Kervanların kötü beyaz adamları, Batı’ya zengin Batı’ya, altın bulma hayalleri içinde yol almışlar, ancak zora katlanamayıp, kolay yolu seçerek, “Demir At”ın kara vagonlarına saldırarak Western’e başka bir boyut kazandırmışlardır. Reno Kardeşler, Dalton’lar, Wild Bunch çetesi, Bunch Cassidy ve Sundance Kid gibi isimler 1903 yılında çevrilen ilk Western filmine konu olmaktan kendilerini alamamışlardır: “The Great Train Robbery” (Büyük Tren Soygunu).
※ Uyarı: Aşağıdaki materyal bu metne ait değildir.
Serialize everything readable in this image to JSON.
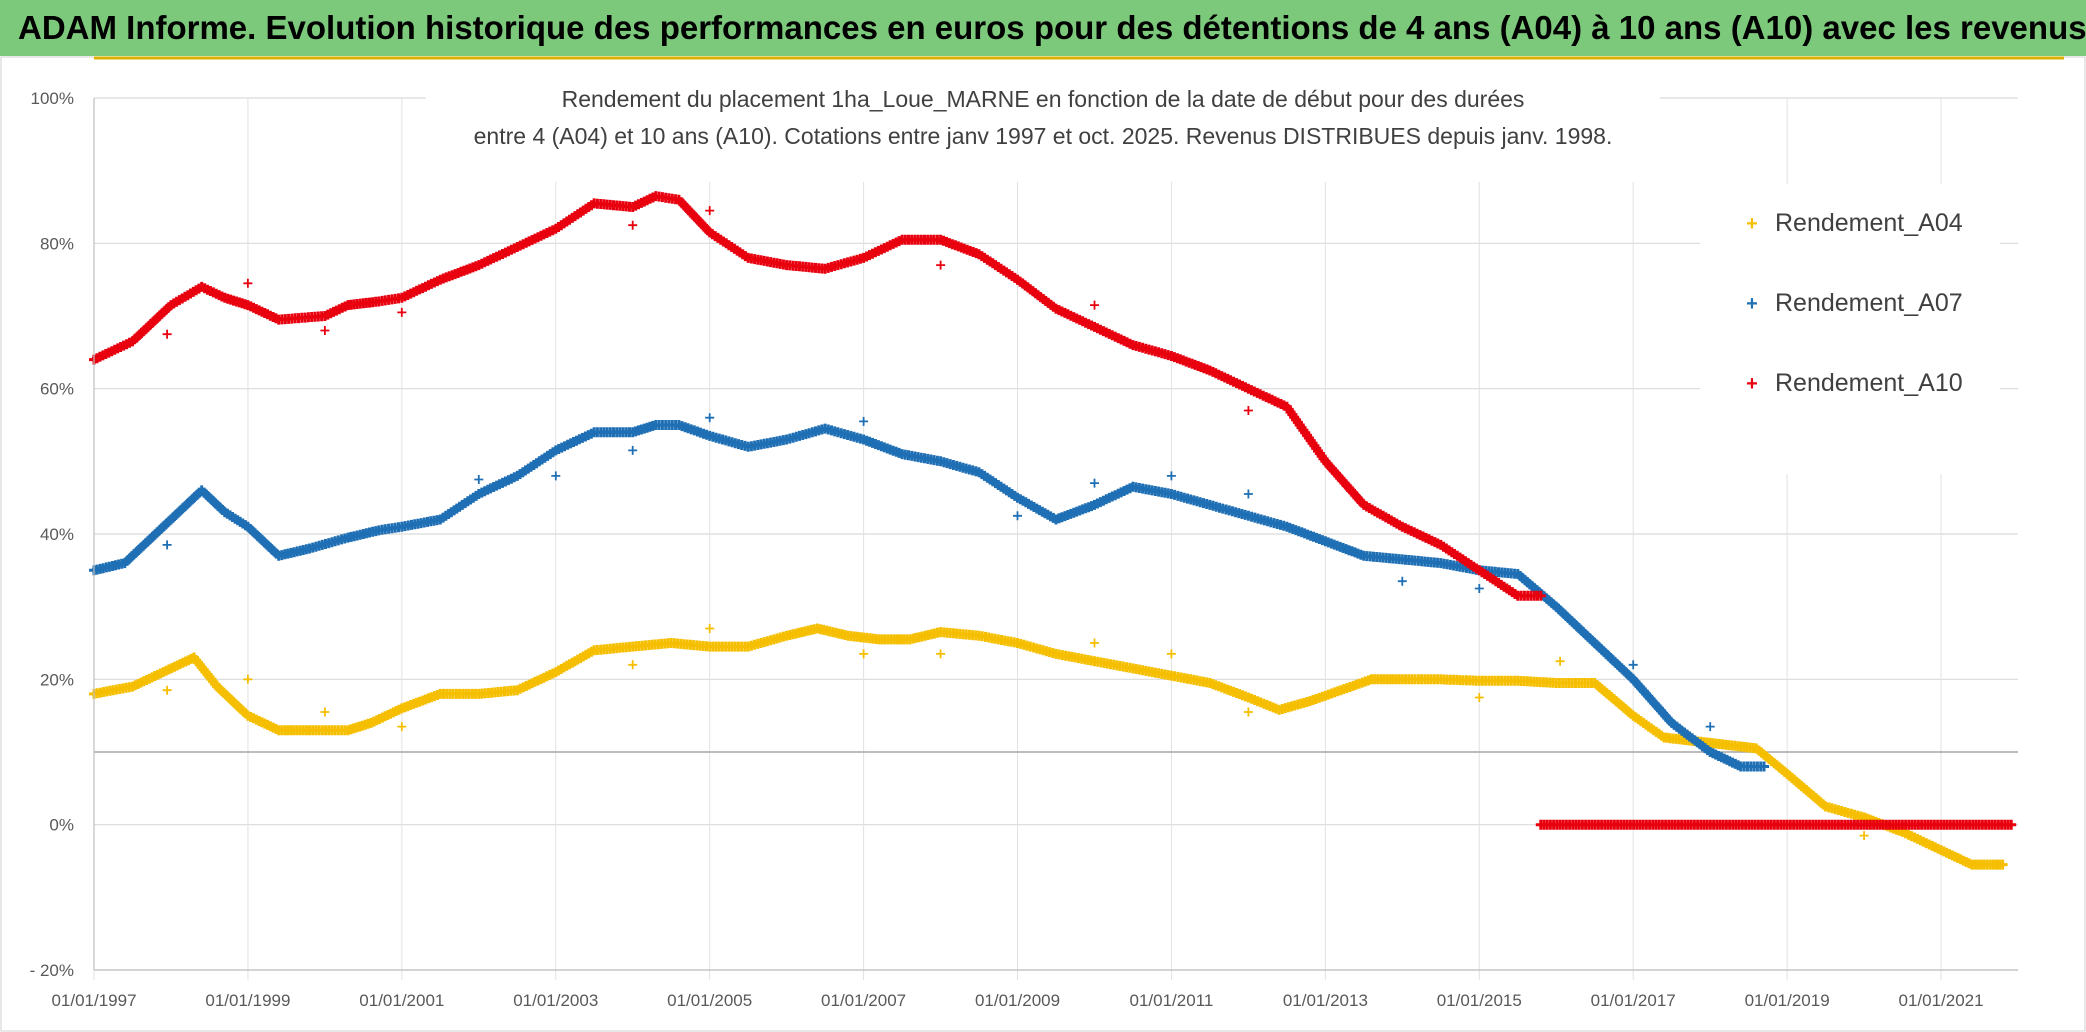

John Wayne 26 Mayıs 1907 tarihinde Winterset, Iowa’da doğdu. Asıl adı Marion Michael Morrison’dur. Güney California Üniversitesinden sonra 1930 yılında ilk kez kamera karşısına geçti. Yönetmen Roul Walsh’ın “The Big Trail” (Büyük İz) adlı filminde Tyrone Power ve Margueritte Churchill ile birlikte oynayan Wayne kervanın klavuzu, ve öncüsü rolünü oynamaktaydı. Batı’ya göç eden ilk müjdecilerin önderliğini üstlendiği bu filmde Western’in tüm öğeleri yer almaktaydı. Kızılderili saldırıları, kervanla çember saldırıları karşılayan beyaz adamlar, uçsuz bucaksız Büyük Kanyon görüntüleri, bizon avcılığı, ölümler, doğumlar ve tabii aşk. Bu filmin görüntülerinde Amerika’ nın çağdaş tarihi destansı bir atmosfer içinde verilmektedir. Wayne, bu filmden sonra 9 yıl, 30’ a yakın filmde rol aldı. Bugün, hemen hiçbiri filmografisinde önemli bir yer tutmayan “ B ” sınıfı filmlerdir bunlar. Şöhretini 1931 yılında çevrilen, Western’ in vazgeçilmez bir öğesinin adı ile yakaladı, “Stagecoach ”. (Posta Arabası) Ardından 70 yıla yakın bir zaman geçmesine rağmen, halâ bütün zamanlar içinde çevrilmiş en iyi 12 filmden biri olan “Stagecoach ”, Western’ in babası olarak anılan ve Wayne’ li birçok filme imza atmış John Ford’ un bir yapıtıdır. Bir kasabadan diğerine gitmekte olan Posta Arabası’ nın içinde ayrı sınıflardan oluşan bir yolcu kafilesi vardır. Sarhoş ve şehirden kovulmuş bir doktor, gezginci bir içki satıcısı, bankacı, kumarbaz, kibar bir kadın, istenmeyen bir sokak kadını ve yolda rastlayıp arabaya aldıkları hapishane kaçkını ama mert bir kovboy olan Ringo Kid, yani Wayne... Bu kişilik farklılıkları, arabanın son molasında yerlilerin saldırısına uğramasıyla giderek yok olmaya, birleşmeye ve ölüme birlikte karşı koyabilmenin savaşımına dönüşmektedir. Wayne, bu filmden sonra sinemanın efsanevî kovboyu olmuştur. Kovboy, Western’ de gerçek bir kahramandır. Texas’ da doğmuş, geniş ovalarda sürülerini otlatan bir çobandır. Tüm iklim koşullarına dayanıklı, haydutlarla, Komançilerle çarpışan, gözü pek, zaman zaman kanunu temsil eden, tek tutkusu at olan, gerektiğinde sevimli, çoğu kez sert, zamanının çoğunda kadınsız kalabilen ama, sevdiği kadın için canını bile verebilen, basit, biçimci bir mitos kavramıdır. Stagecoach’ un başarısının ardından Wayne yapımcıların aradığı bir yıldız haline geldi.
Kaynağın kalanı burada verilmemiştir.